I love the picture of people being formed together. Not a collection of autonomous individuals, but a family learning how to grow up side-by-side. In a culture obsessed with individuality and independence, the gospel calls us into togetherness and interdependence. Jesus doesn’t just save individuals; He forms a people. And people grow by showing up for one another, by confessing sin, bearing burdens, sharpening each other, and reminding one another of grace.
And because we are all people still in process, the church can be a painful place. But it’s the very place God intends to grow us. Community really is the classroom of transformation. It’s where we learn to encourage, forgive, share our pain, enter into vulnerability, and have hard conversations seasoned with truth and grace.
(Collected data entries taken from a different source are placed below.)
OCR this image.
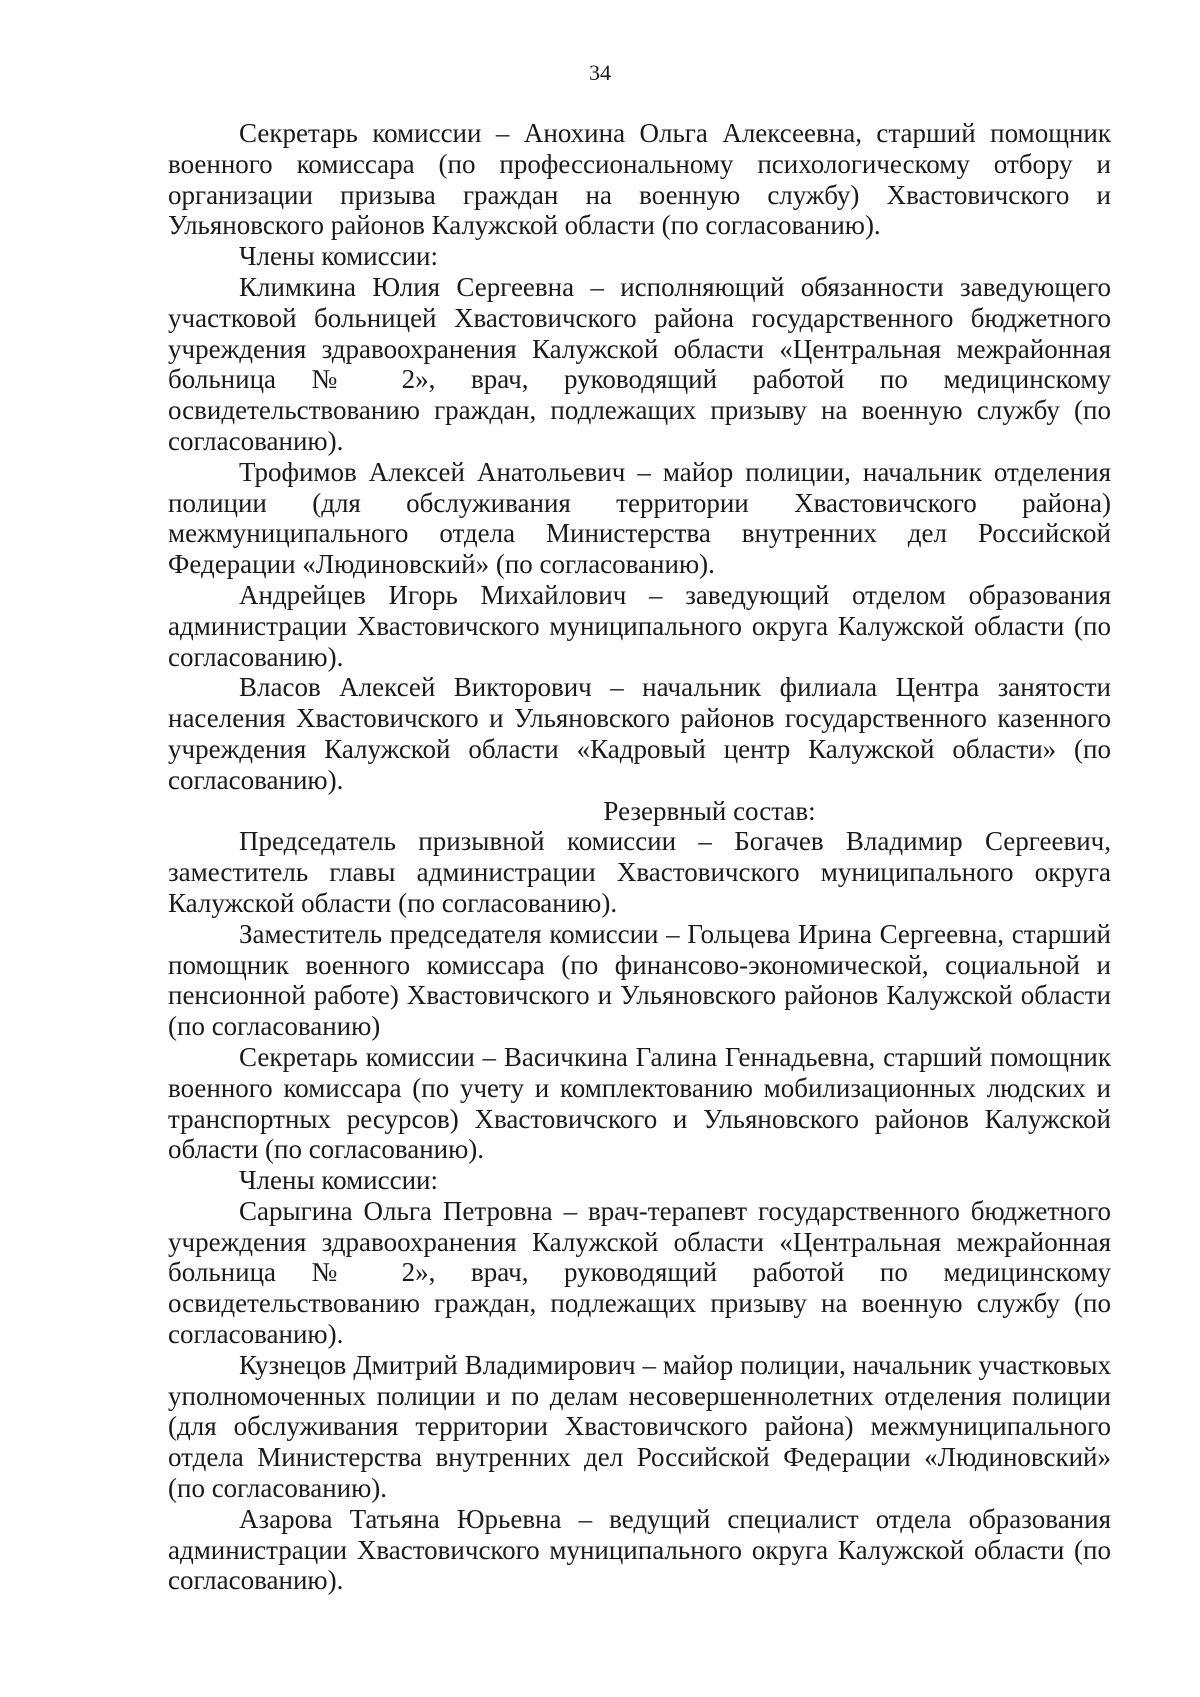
34

Секретарь комиссии – Анохина Ольга Алексеевна, старший помощник военного комиссара (по профессиональному психологическому отбору и организации призыва граждан на военную службу) Хвастовичского и Ульяновского районов Калужской области (по согласованию).

Члены комиссии:

Климкина Юлия Сергеевна – исполняющий обязанности заведующего участковой больницей Хвастовичского района государственного бюджетного учреждения здравоохранения Калужской области «Центральная межрайонная больница № 2», врач, руководящий работой по медицинскому освидетельствованию граждан, подлежащих призыву на военную службу (по согласованию).

Трофимов Алексей Анатольевич – майор полиции, начальник отделения полиции (для обслуживания территории Хвастовичского района) межмуниципального отдела Министерства внутренних дел Российской Федерации «Людиновский» (по согласованию).

Андрейцев Игорь Михайлович – заведующий отделом образования администрации Хвастовичского муниципального округа Калужской области (по согласованию).

Власов Алексей Викторович – начальник филиала Центра занятости населения Хвастовичского и Ульяновского районов государственного казенного учреждения Калужской области «Кадровый центр Калужской области» (по согласованию).

Резервный состав:

Председатель призывной комиссии – Богачев Владимир Сергеевич, заместитель главы администрации Хвастовичского муниципального округа Калужской области (по согласованию).

Заместитель председателя комиссии – Гольцева Ирина Сергеевна, старший помощник военного комиссара (по финансово-экономической, социальной и пенсионной работе) Хвастовичского и Ульяновского районов Калужской области (по согласованию)

Секретарь комиссии – Васичкина Галина Геннадьевна, старший помощник военного комиссара (по учету и комплектованию мобилизационных людских и транспортных ресурсов) Хвастовичского и Ульяновского районов Калужской области (по согласованию).

Члены комиссии:

Сарыгина Ольга Петровна – врач-терапевт государственного бюджетного учреждения здравоохранения Калужской области «Центральная межрайонная больница № 2», врач, руководящий работой по медицинскому освидетельствованию граждан, подлежащих призыву на военную службу (по согласованию).

Кузнецов Дмитрий Владимирович – майор полиции, начальник участковых уполномоченных полиции и по делам несовершеннолетних отделения полиции (для обслуживания территории Хвастовичского района) межмуниципального отдела Министерства внутренних дел Российской Федерации «Людиновский» (по согласованию).

Азарова Татьяна Юрьевна – ведущий специалист отдела образования администрации Хвастовичского муниципального округа Калужской области (по согласованию).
It’s all part of the Spirit’s shaping work in us.
The goal isn’t a perfect church. In fact, if you find one, don’t join it because you’ll probably mess it up! No, the goal is a maturing church, a people increasingly shaped into the likeness of Christ, together. Today’s invitation is simple: show up again. Offer your gifts. Receive someone else’s. Forgive. Encourage. Lean in. Because this is how we grow up, not alone, but together.